According to, the Carbanak backdoor, originally designed for espionage, data exfiltration and remote control, was sent as an attachment in the malicious e-mail and installed on a system. It was then used for manual reconnaissance of the victim network. Attackers were able to move through the networks and identify and infect other computers that could be used for fraudulent transactions on ATMs and other systems.

Drinkman and his team did not need prior knowledge of the inner workings of the banks that were targeted. They used infected computers to record videos of users and collect other types of intelligence that were then sent back to the control servers.

"Even though the quality of the videos was relatively poor, they were still good enough for the attackers, armed also with the keylogged data for that particular machine to understand what the victim was doing. This provided them with the knowledge they needed to cash out the money," according to The Great Bank Robbery: the Carbanak APT.

The total cost of attacks such as these is more than the billion dollars siphoned from banks. It also includes the cost of responding to the attack and restoring systems to a secure state and --maybe most importantly -- the loss of public confidence and the cost to the institution's reputation.

Combating APTs

Within the past five years there has been a strong swing of the cybersecurity pendulum away from traditional perimeter defenses and towards funding dedicated to securing networks from APTs. Recently, for example, the CEO of one of the top five largest banks said he plans to spend more than $400 million on cybersecurity in 2015.

The main reason for this dedication in stopping APTs is not only to protect IP, but to avoid having to pay for the costs associated with a successful breach. According to the 2014 Cost of Data Breach study conducted by Ponemon Institute in partnership with IBM, the cost associated with data breaches across all industry sectors has increased from $188 to $201 per record for each individual whose data has been compromised. This amounts to an average increase of half a million, from $5.4 million to $5.9 million per breach over the past year.

The finance sector ranks fifth in per capita costs out of 16 industry sectors, with an average cost-per-record of $236. According to the analysis, heavily regulated industries such as financial services, pharmaceuticals and industrial companies tend to have a per capita data breach cost substantially above the overall mean of $201.
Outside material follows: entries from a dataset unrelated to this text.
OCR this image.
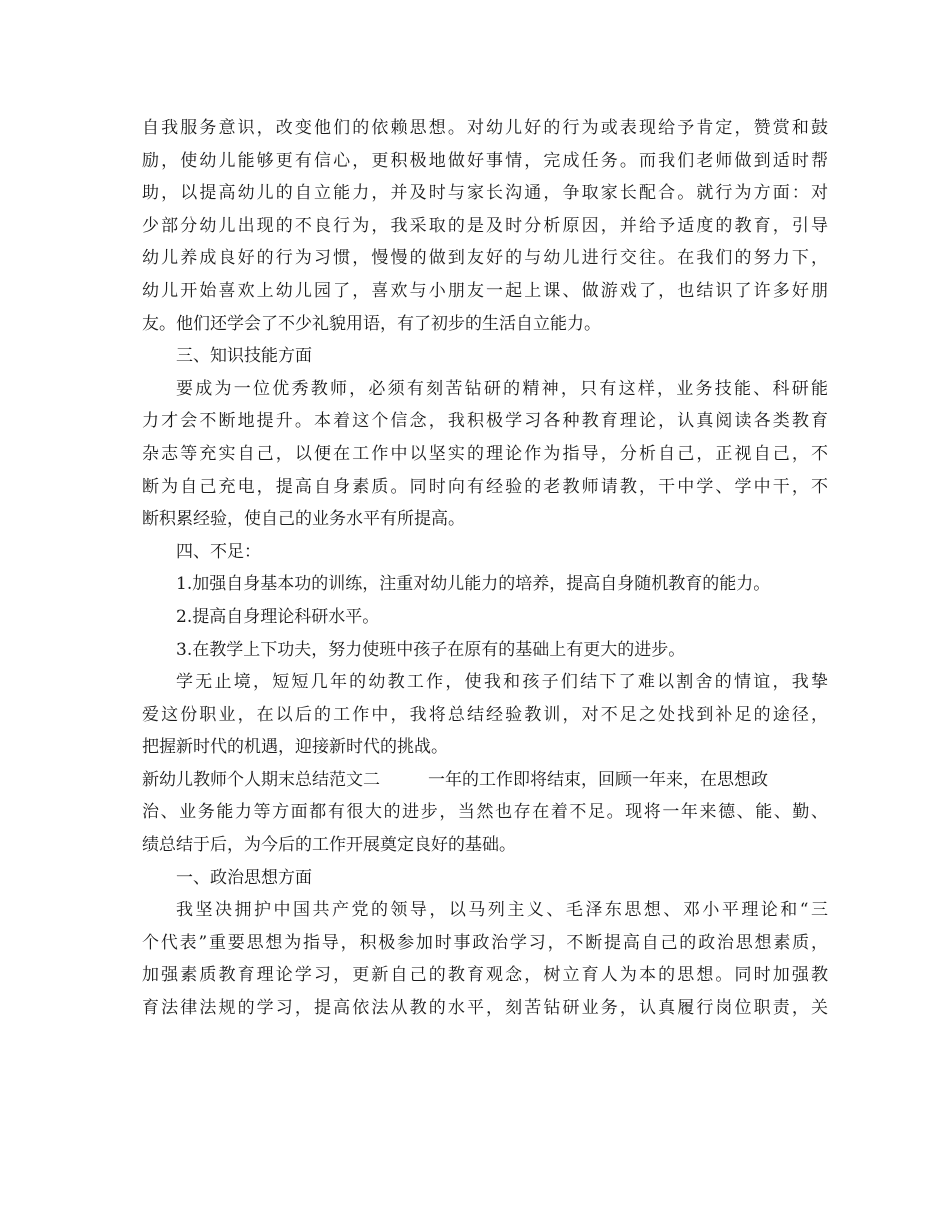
自我服务意识，改变他们的依赖思想。对幼儿好的行为或表现给予肯定，赞赏和鼓
励，使幼儿能够更有信心，更积极地做好事情，完成任务。而我们老师做到适时帮
助，以提高幼儿的自立能力，并及时与家长沟通，争取家长配合。就行为方面：对
少部分幼儿出现的不良行为，我采取的是及时分析原因，并给予适度的教育，引导
幼儿养成良好的行为习惯，慢慢的做到友好的与幼儿进行交往。在我们的努力下，
幼儿开始喜欢上幼儿园了，喜欢与小朋友一起上课、做游戏了，也结识了许多好朋
友。他们还学会了不少礼貌用语，有了初步的生活自立能力。
三、知识技能方面
要成为一位优秀教师，必须有刻苦钻研的精神，只有这样，业务技能、科研能
力才会不断地提升。本着这个信念，我积极学习各种教育理论，认真阅读各类教育
杂志等充实自己，以便在工作中以坚实的理论作为指导，分析自己，正视自己，不
断为自己充电，提高自身素质。同时向有经验的老教师请教，干中学、学中干，不
断积累经验，使自己的业务水平有所提高。
四、不足：
1.加强自身基本功的训练，注重对幼儿能力的培养，提高自身随机教育的能力。
2.提高自身理论科研水平。
3.在教学上下功夫，努力使班中孩子在原有的基础上有更大的进步。
学无止境，短短几年的幼教工作，使我和孩子们结下了难以割舍的情谊，我挚
爱这份职业，在以后的工作中，我将总结经验教训，对不足之处找到补足的途径，
把握新时代的机遇，迎接新时代的挑战。
新幼儿教师个人期末总结范文二	一年的工作即将结束，回顾一年来，在思想政
治、业务能力等方面都有很大的进步，当然也存在着不足。现将一年来德、能、勤、
绩总结于后，为今后的工作开展奠定良好的基础。
一、政治思想方面
我坚决拥护中国共产党的领导，以马列主义、毛泽东思想、邓小平理论和“三
个代表”重要思想为指导，积极参加时事政治学习，不断提高自己的政治思想素质，
加强素质教育理论学习，更新自己的教育观念，树立育人为本的思想。同时加强教
育法律法规的学习，提高依法从教的水平，刻苦钻研业务，认真履行岗位职责，关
Even more sobering is the loss of customers associated with a data breach. "Companies are losing more customers following a data breach," according to the report. "The average abnormal churn rate between 2013 and 2014 increased 15 percent. Certain industries, especially financial services, continue to be most susceptible to high churn in the aftermath of a material data breach." The report defines "abnormal churn" as a loss of customers greater than expected in the normal course of business.
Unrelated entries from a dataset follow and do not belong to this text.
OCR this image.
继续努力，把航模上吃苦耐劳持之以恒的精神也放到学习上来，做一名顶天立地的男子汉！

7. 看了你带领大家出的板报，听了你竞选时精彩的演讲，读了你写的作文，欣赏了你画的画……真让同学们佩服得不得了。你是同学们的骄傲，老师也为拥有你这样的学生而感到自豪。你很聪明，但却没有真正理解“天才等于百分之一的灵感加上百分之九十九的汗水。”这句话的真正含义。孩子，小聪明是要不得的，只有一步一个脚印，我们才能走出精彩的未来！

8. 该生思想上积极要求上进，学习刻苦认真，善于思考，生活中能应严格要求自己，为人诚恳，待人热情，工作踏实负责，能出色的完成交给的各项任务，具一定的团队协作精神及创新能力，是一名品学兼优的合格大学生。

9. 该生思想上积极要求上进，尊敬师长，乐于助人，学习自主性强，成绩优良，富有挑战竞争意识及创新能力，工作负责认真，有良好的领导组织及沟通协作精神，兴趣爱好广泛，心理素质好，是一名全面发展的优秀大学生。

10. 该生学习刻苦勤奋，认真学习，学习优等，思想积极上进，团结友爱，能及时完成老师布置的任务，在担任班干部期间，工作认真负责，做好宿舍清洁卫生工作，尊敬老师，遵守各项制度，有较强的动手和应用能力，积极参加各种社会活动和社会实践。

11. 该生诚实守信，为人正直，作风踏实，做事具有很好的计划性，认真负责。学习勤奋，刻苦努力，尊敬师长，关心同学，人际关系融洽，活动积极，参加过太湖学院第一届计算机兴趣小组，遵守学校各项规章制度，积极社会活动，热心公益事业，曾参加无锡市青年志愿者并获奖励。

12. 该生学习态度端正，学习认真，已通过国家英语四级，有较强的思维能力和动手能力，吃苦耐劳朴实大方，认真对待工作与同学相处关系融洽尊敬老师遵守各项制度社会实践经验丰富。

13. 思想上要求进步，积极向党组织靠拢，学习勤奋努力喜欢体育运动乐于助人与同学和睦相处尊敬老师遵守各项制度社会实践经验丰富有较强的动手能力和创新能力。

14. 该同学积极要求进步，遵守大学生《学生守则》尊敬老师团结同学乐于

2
Advanced Persistent Threats are never going away. Businesses of all sizes, and nations of all sizes, will always be susceptible to the attacks of well-trained teams of hackers dedicated and funded towards the goal of infiltrating target networks. The first step in defending against APTs is to understand the nefarious purpose of APTs, which is to damage that organization by stealing or destroying specific information, and to remain undetected for as long as possible while doing so.
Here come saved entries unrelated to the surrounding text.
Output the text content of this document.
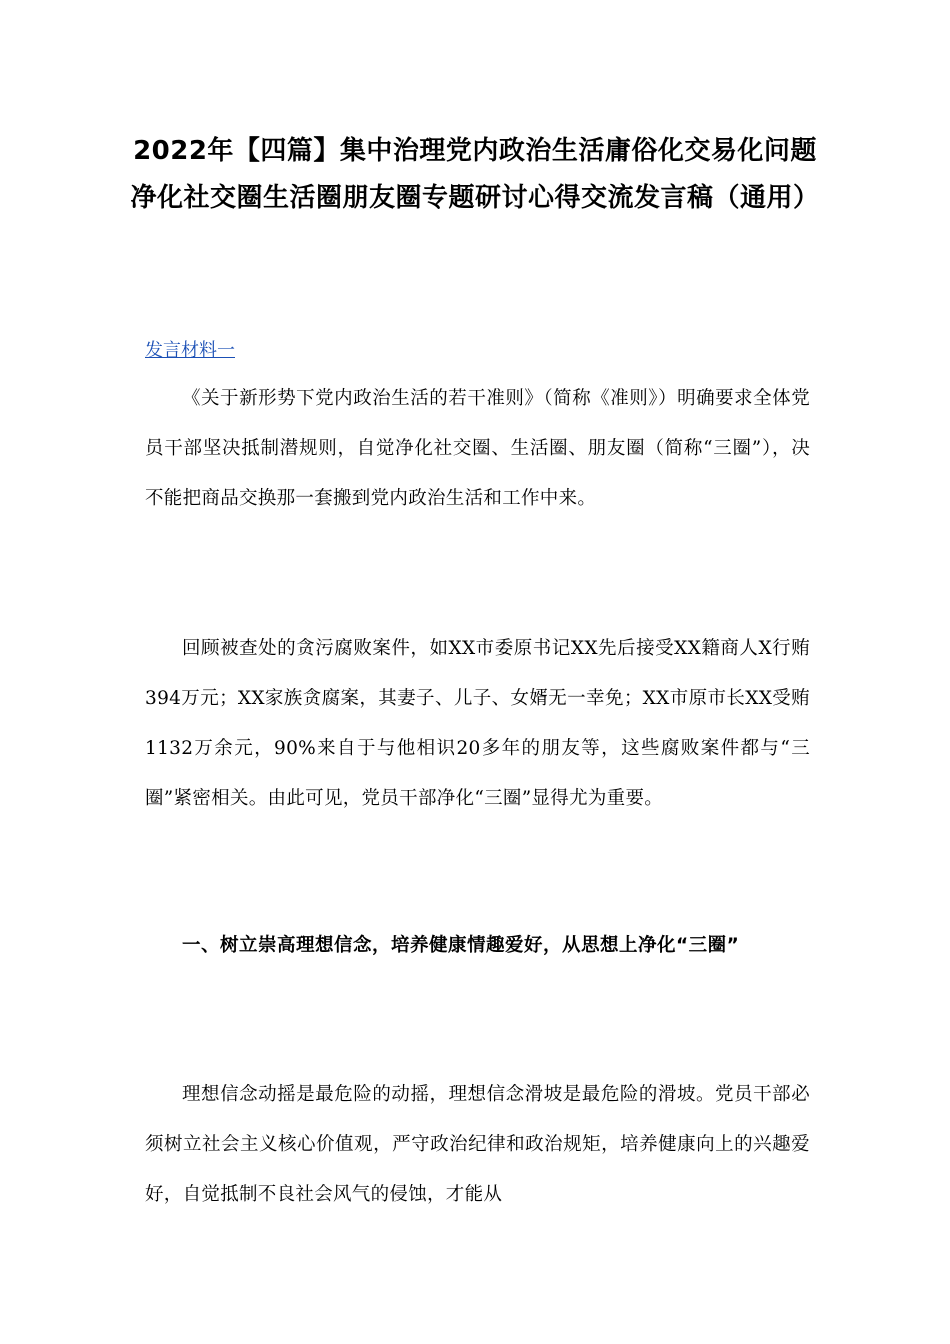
2022年【四篇】集中治理党内政治生活庸俗化交易化问题净化社交圈生活圈朋友圈专题研讨心得交流发言稿（通用）

发言材料一

《关于新形势下党内政治生活的若干准则》（简称《准则》）明确要求全体党员干部坚决抵制潜规则，自觉净化社交圈、生活圈、朋友圈（简称“三圈”），决不能把商品交换那一套搬到党内政治生活和工作中来。

回顾被查处的贪污腐败案件，如XX市委原书记XX先后接受XX籍商人X行贿394万元；XX家族贪腐案，其妻子、儿子、女婿无一幸免；XX市原市长XX受贿1132万余元，90%来自于与他相识20多年的朋友等，这些腐败案件都与“三圈”紧密相关。由此可见，党员干部净化“三圈”显得尤为重要。

一、树立崇高理想信念，培养健康情趣爱好，从思想上净化“三圈”

理想信念动摇是最危险的动摇，理想信念滑坡是最危险的滑坡。党员干部必须树立社会主义核心价值观，严守政治纪律和政治规矩，培养健康向上的兴趣爱好，自觉抵制不良社会风气的侵蚀，才能从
The next step is to approach APTs by internally organizing groups of IT security staff trained and funded towards the task of monitoring the network, gathering intelligence and connecting the dots of suspected APT attacks. This internal IT security activity often resulting in new teams of IT security specialists forming Security Operations Centers (SOC). A SOC is the new defensive bastion against APTs, but will need to continue to evolve and grow alongside their adversaries.